Koppikus v. Fitzgerald
Before: Buckles
Synopsis
APPEAL from an order and judgment of the Superior Court of El Dorado County directing a sale of real estate. M. P. Bennett, Judge.
The facts are stated in the opinion of the court
BUCKLES, J.
This is an appeal from an order and judgment directing a sale of real estate.
Emma Koppikus died testate March 31, 1903, leaving her surviving her husband, Henry G. Koppikus, her sole heir.
[85]
The reasons for the sale as set up in the petition, and found by the court, are to pay commissions of executor, $280; attorneys’ fee, $250; for erecting a monument over the grave of testatrix, etc., $1,000; and for paying $100 to keep the grave, etc., in repair, making a total of $1,630; and that the personal property is not sufficient to pay these amounts.
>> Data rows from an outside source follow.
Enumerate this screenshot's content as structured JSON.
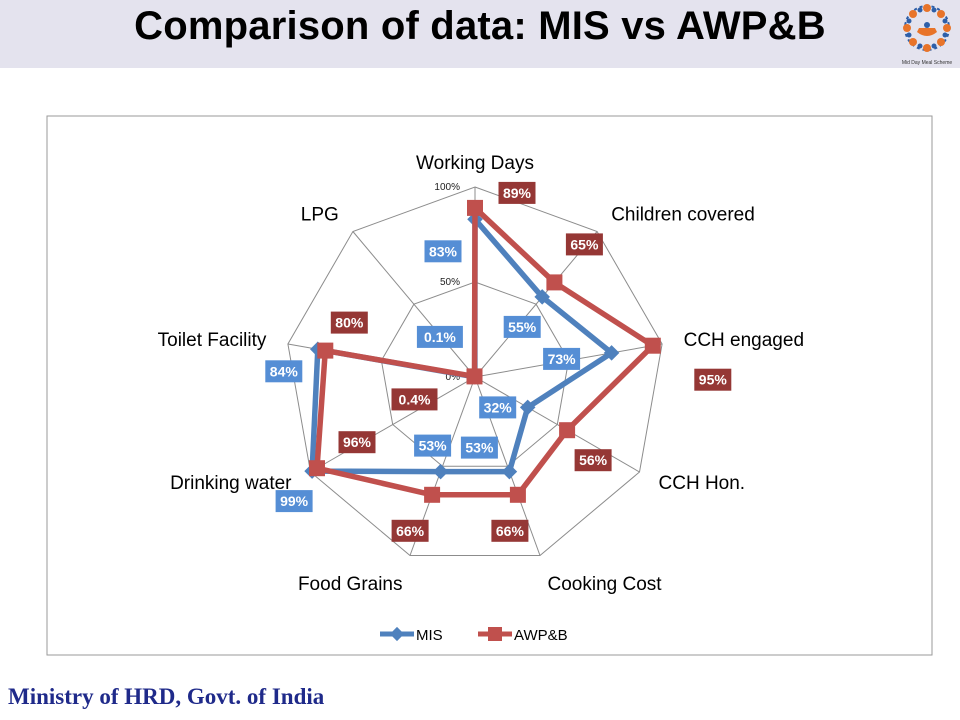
{
  "slide": {
    "title": "Comparison of data: MIS vs AWP&B",
    "footer": "Ministry of HRD, Govt. of India",
    "logo_icon": "mid-day-meal-scheme-logo",
    "logo_caption": "Mid Day Meal Scheme"
  },
  "colors": {
    "header_bg": "#e4e3ee",
    "mis": "#4f81bd",
    "awpb": "#c0504d",
    "mis_label_bg": "#558ed5",
    "awpb_label_bg": "#953735",
    "footer_text": "#1f2a8a"
  },
  "chart_data": {
    "type": "radar",
    "categories": [
      "Working Days",
      "Children covered",
      "CCH engaged",
      "CCH Hon.",
      "Cooking Cost",
      "Food Grains",
      "Drinking water",
      "Toilet Facility",
      "LPG"
    ],
    "tick_labels": [
      "0%",
      "50%",
      "100%"
    ],
    "rlim": [
      0,
      100
    ],
    "grid": true,
    "legend_position": "bottom",
    "series": [
      {
        "name": "MIS",
        "values": [
          83,
          55,
          73,
          32,
          53,
          53,
          99,
          84,
          0.1
        ],
        "labels": [
          "83%",
          "55%",
          "73%",
          "32%",
          "53%",
          "53%",
          "99%",
          "84%",
          "0.1%"
        ]
      },
      {
        "name": "AWP&B",
        "values": [
          89,
          65,
          95,
          56,
          66,
          66,
          96,
          80,
          0.4
        ],
        "labels": [
          "89%",
          "65%",
          "95%",
          "56%",
          "66%",
          "66%",
          "96%",
          "80%",
          "0.4%"
        ]
      }
    ]
  }
}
The court below made an order directing tkB sale to be made, and this is complained of and objected to on the following grounds: 1. That the direction in the will as to monument over the grave of testatrix is an attempt on the part of testatrix to dispose of her dead body by will, and is not a proper funeral expense; and 2. That there is no grave of testatrix wherein the remains of the said Emma Koppikus are interred, and that the remains were, by her said husband, caused to be cremated, and the ashes are not in the cemetery.
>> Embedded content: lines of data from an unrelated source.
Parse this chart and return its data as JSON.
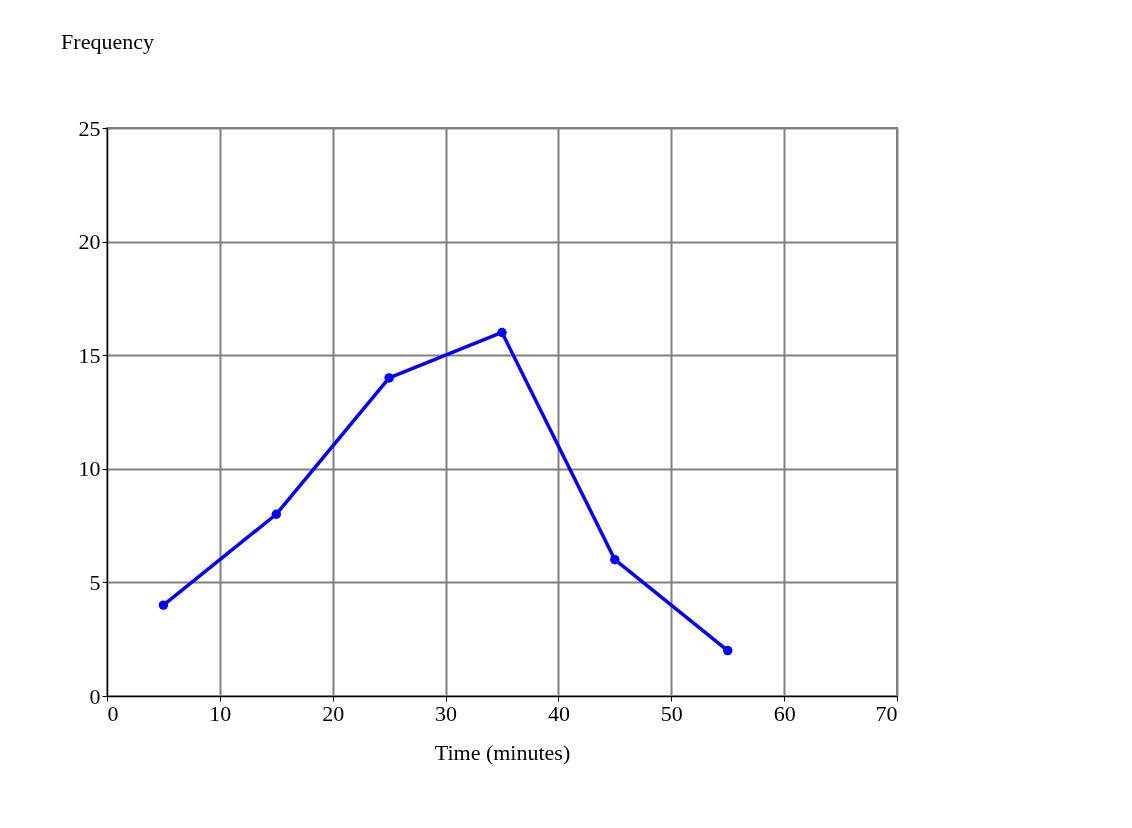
{
  "chart_data": {
    "type": "line",
    "xlabel": "Time (minutes)",
    "ylabel": "Frequency",
    "x": [
      5,
      15,
      25,
      35,
      45,
      55
    ],
    "series": [
      {
        "color": "#0000ff",
        "values": [
          4,
          8,
          14,
          16,
          6,
          2
        ]
      }
    ],
    "xlim": [
      0,
      70
    ],
    "xticks": [
      0,
      10,
      20,
      30,
      40,
      50,
      60,
      70
    ],
    "ylim": [
      0,
      25
    ],
    "yticks": [
      0,
      5,
      10,
      15,
      20,
      25
    ],
    "grid": true,
    "marker": "circle",
    "line_style": "solid"
  }
}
The court made findings, among which are the following, bearing upon the matters tried. The will is set out in full in finding III, and the part relating to the monument is as follows:—
“I desire that my body be buried from the Roman Catholic church of Georgetown and be laid to rest in the Georgetown cemetery, and that a monument of Scotch granite be erected over my grave and the lot to be surrounded with a granite curbing, the said monument and curbing to cost one thousand dollars. And I desire that the said lot be cared for -and kept in order for at least twenty years after my death.”
“finding IV.
“That in accordance with the desire of testatrix, expressed in the said will, she was buried on the - day of April, 1903, in the said Georgetown cemetery; that her burial in the said cemetery was with the full knowledge and consent of her husband, Henry G. Koppikus, who was present at her burial and grave and made no objection to her burial in said grave in the said Georgetown cemetery. . . . That the body of Mrs. Koppikus was buried as aforesaid in a private lot ten feet square, selected and paid for to the cemetery association by the executor of the said estate as such with the funds of the said estate.